After analyzing the machine learning results, it has been detected that, in general, all of the implemented algorithms have confusion patterns over different classes. The main reason for this might be the lack of data from some of the categories in the training set. The most common confusion happens between the bird and birds categories, which may be caused by the splitting of different windows of the same acoustic event in different fragments, and due to the similarity of the spectrum of both signals. As the window is usually shorter than the duration of the birds event, it may be that some of the windows of the labeled event contained only information of a single vocalization. This fact was not considered when the dataset was created.
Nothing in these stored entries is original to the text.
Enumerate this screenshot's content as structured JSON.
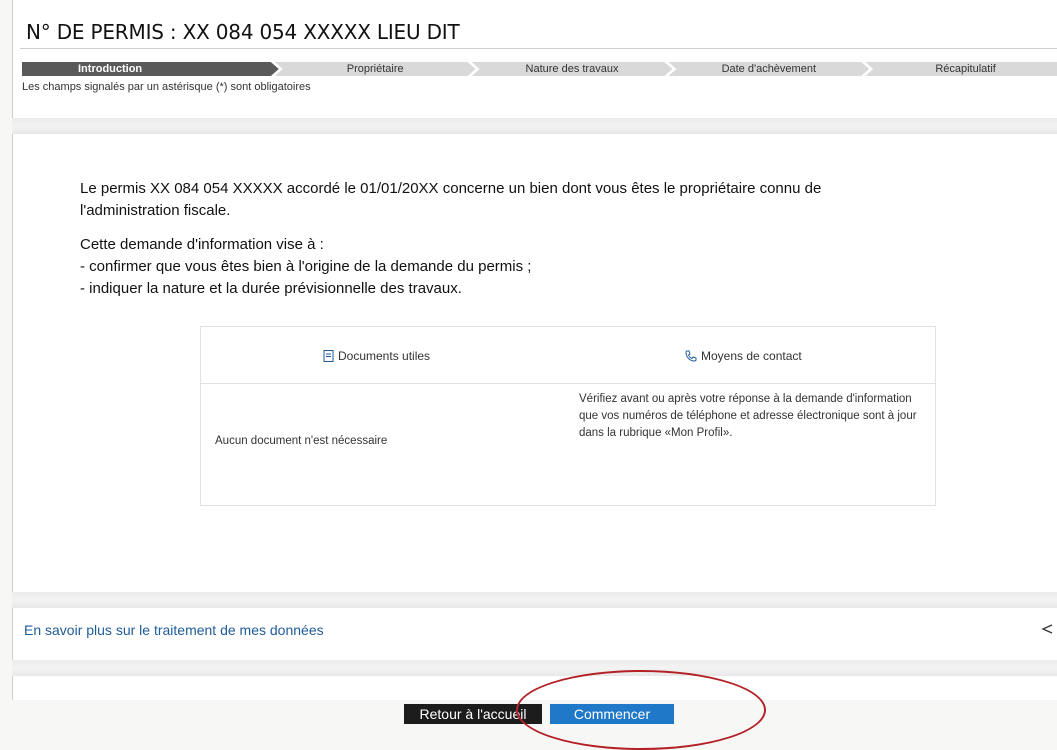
{
  "header": {
    "title": "N° DE PERMIS : XX 084 054  XXXXX LIEU DIT"
  },
  "steps": [
    {
      "label": "Introduction",
      "active": true
    },
    {
      "label": "Propriétaire",
      "active": false
    },
    {
      "label": "Nature des travaux",
      "active": false
    },
    {
      "label": "Date d'achèvement",
      "active": false
    },
    {
      "label": "Récapitulatif",
      "active": false
    }
  ],
  "required_note": "Les champs signalés par un astérisque (*) sont obligatoires",
  "intro": {
    "line1": "Le permis XX 084 054 XXXXX    accordé le 01/01/20XX concerne un bien dont vous êtes le propriétaire connu de",
    "line2": "l'administration fiscale.",
    "purpose_heading": "Cette demande d'information vise à :",
    "bullet1": "- confirmer que vous êtes bien à l'origine de la demande du permis ;",
    "bullet2": "- indiquer la nature et la durée prévisionnelle des travaux."
  },
  "info": {
    "documents_title": "Documents utiles",
    "documents_icon": "document-icon",
    "documents_body": "Aucun document n'est nécessaire",
    "contact_title": "Moyens de contact",
    "contact_icon": "phone-icon",
    "contact_body": "Vérifiez avant ou après votre réponse à la demande d'information que vos numéros de téléphone et adresse électronique sont à jour dans la rubrique «Mon Profil»."
  },
  "data_link": "En savoir plus sur le traitement de mes données",
  "buttons": {
    "back": "Retour à l'accueil",
    "start": "Commencer"
  },
  "colors": {
    "link": "#1f5c99",
    "primary_button": "#2078c8",
    "back_button": "#1c1c1c",
    "annotation_circle": "#b32025"
  }
}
To improve the current results, in future work, a wider recording campaign should be implemented. This would probably allow the algorithms to create more accurate patterns for detection, hence resulting in a more efficient model with better classification results. In fact, the current dataset only takes into account data recorded over one day, which may not be representative of the soundscape that can be found in the park in other conditions (e.g., other seasons of the year, different weather conditions, different airport activity).